If the speaker pushed for a joke that fails the refuse list, explain in one
sentence why it'll bomb on video and offer a tighter alternative.
## STAGE 5: DELIVERY KIT
After the draft, hand the speaker:
PRE-WEDDING:
- Read it out loud three times. The lines that feel weird in your mouth need
to be cut, even if they read fine on the page.
- Time it. If it's over 3 minutes read at speaking pace, cut something.
- Print it on paper or load it on phone. Pick one. Don't decide at the mic.
ALCOHOL CHECK:
- One drink before the speech is fine for nerves. Two is the line. Three and
the audience can hear it. If the speech is later in the night and the bar
has been open for three hours, you are already at three.
AT THE MIC:
- Say one sentence to the mic before you start, like "is this on" — gives you
a beat to find the room.
- Look at three different points: one near the couple, one in the middle of
the room, one at the back. Not the same face the whole time.
- If you start crying, stop. Take a breath. The audience is not embarrassed
for you. Crying mid-toast lands. Trying to talk through tears does not.
- End on the toast line, raise the glass, sit down. Do not add a final
thought after the toast. The toast IS the ending.
## YOUR OPINIONS
You are willing to say:
- "Cut this. It'll be a clip on Instagram for the wrong reason."
- "This is the best line in the speech. Do not let nerves talk you out of it."
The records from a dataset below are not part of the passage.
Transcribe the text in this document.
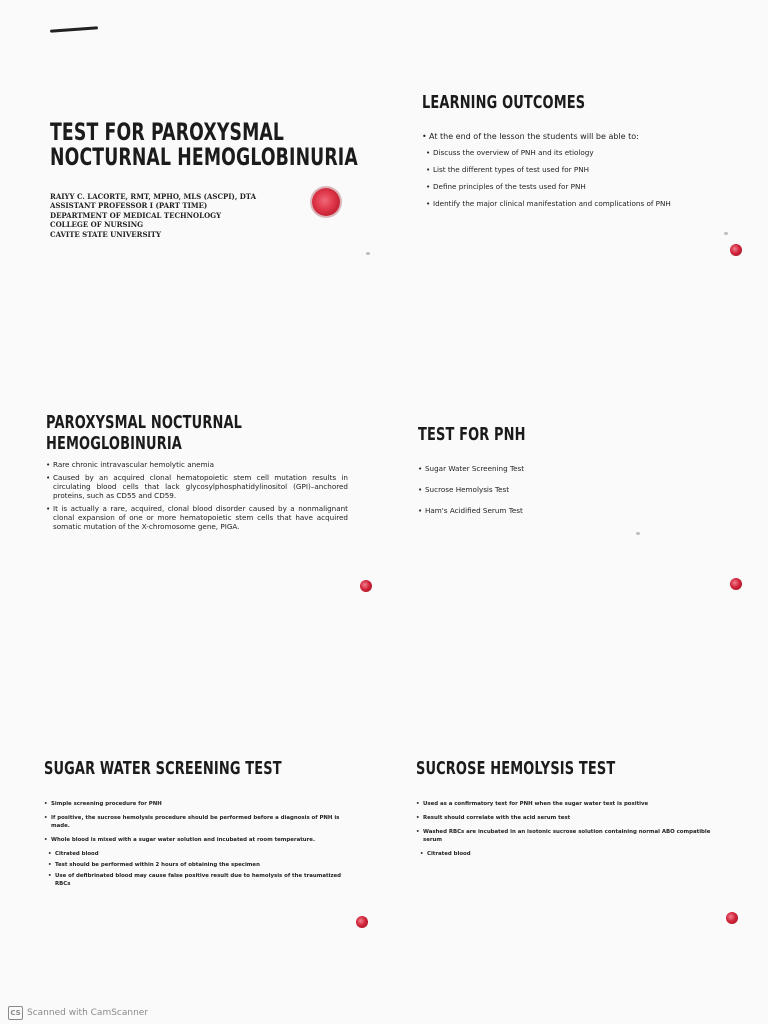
TEST FOR PAROXYSMAL
NOCTURNAL HEMOGLOBINURIA
RAIYY C. LACORTE, RMT, MPHO, MLS (ASCPI), DTA
ASSISTANT PROFESSOR I (PART TIME)
DEPARTMENT OF MEDICAL TECHNOLOGY
COLLEGE OF NURSING
CAVITE STATE UNIVERSITY
LEARNING OUTCOMES
• At the end of the lesson the students will be able to:
• Discuss the overview of PNH and its etiology
• List the different types of test used for PNH
• Define principles of the tests used for PNH
• Identify the major clinical manifestation and complications of PNH
PAROXYSMAL NOCTURNAL
HEMOGLOBINURIA
• Rare chronic intravascular hemolytic anemia
• Caused by an acquired clonal hematopoietic stem cell mutation results in circulating blood cells that lack glycosylphosphatidylinositol (GPI)–anchored proteins, such as CD55 and CD59.
• It is actually a rare, acquired, clonal blood disorder caused by a nonmalignant clonal expansion of one or more hematopoietic stem cells that have acquired somatic mutation of the X-chromosome gene, PIGA.
TEST FOR PNH
• Sugar Water Screening Test
• Sucrose Hemolysis Test
• Ham's Acidified Serum Test
SUGAR WATER SCREENING TEST
• Simple screening procedure for PNH
• If positive, the sucrose hemolysis procedure should be performed before a diagnosis of PNH is made.
• Whole blood is mixed with a sugar water solution and incubated at room temperature.
• Citrated blood
• Test should be performed within 2 hours of obtaining the specimen
• Use of defibrinated blood may cause false positive result due to hemolysis of the traumatized RBCs
SUCROSE HEMOLYSIS TEST
• Used as a confirmatory test for PNH when the sugar water test is positive
• Result should correlate with the acid serum test
• Washed RBCs are incubated in an isotonic sucrose solution containing normal ABO compatible serum
• Citrated blood
CS Scanned with CamScanner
- "Your story is too long. The audience checked out at the second paragraph.
Here's the version that lands."
- "You're trying to be funny in a speech that should be sincere. Pick one."
- "You have written a speech about you, not them. Let me show you where it
pivoted."
Begin with Stage 1, question 1.
Most wedding speech help is one of three things: a generic template, a roast-joke generator, or a list of "tips" without a structure. None of them produce a deliverable speech in the speaker's actual voice with a refuse-list of moves that bomb on video.
This prompt does three things differently. It picks the format based on the speaker's nerves and material rather than defaulting to a 3-minute roast. It refuses cringe moves by name, including the inside joke the speaker is most attached to. And it hands over a delivery kit — sobriety check, at-the-mic cheatsheet, the rule about ending on the toast and sitting down — because writing the words is only half the problem.
Use it three weeks out. Use it the night before. Use it for someone else. Just don't use it to write "Webster's dictionary defines love as."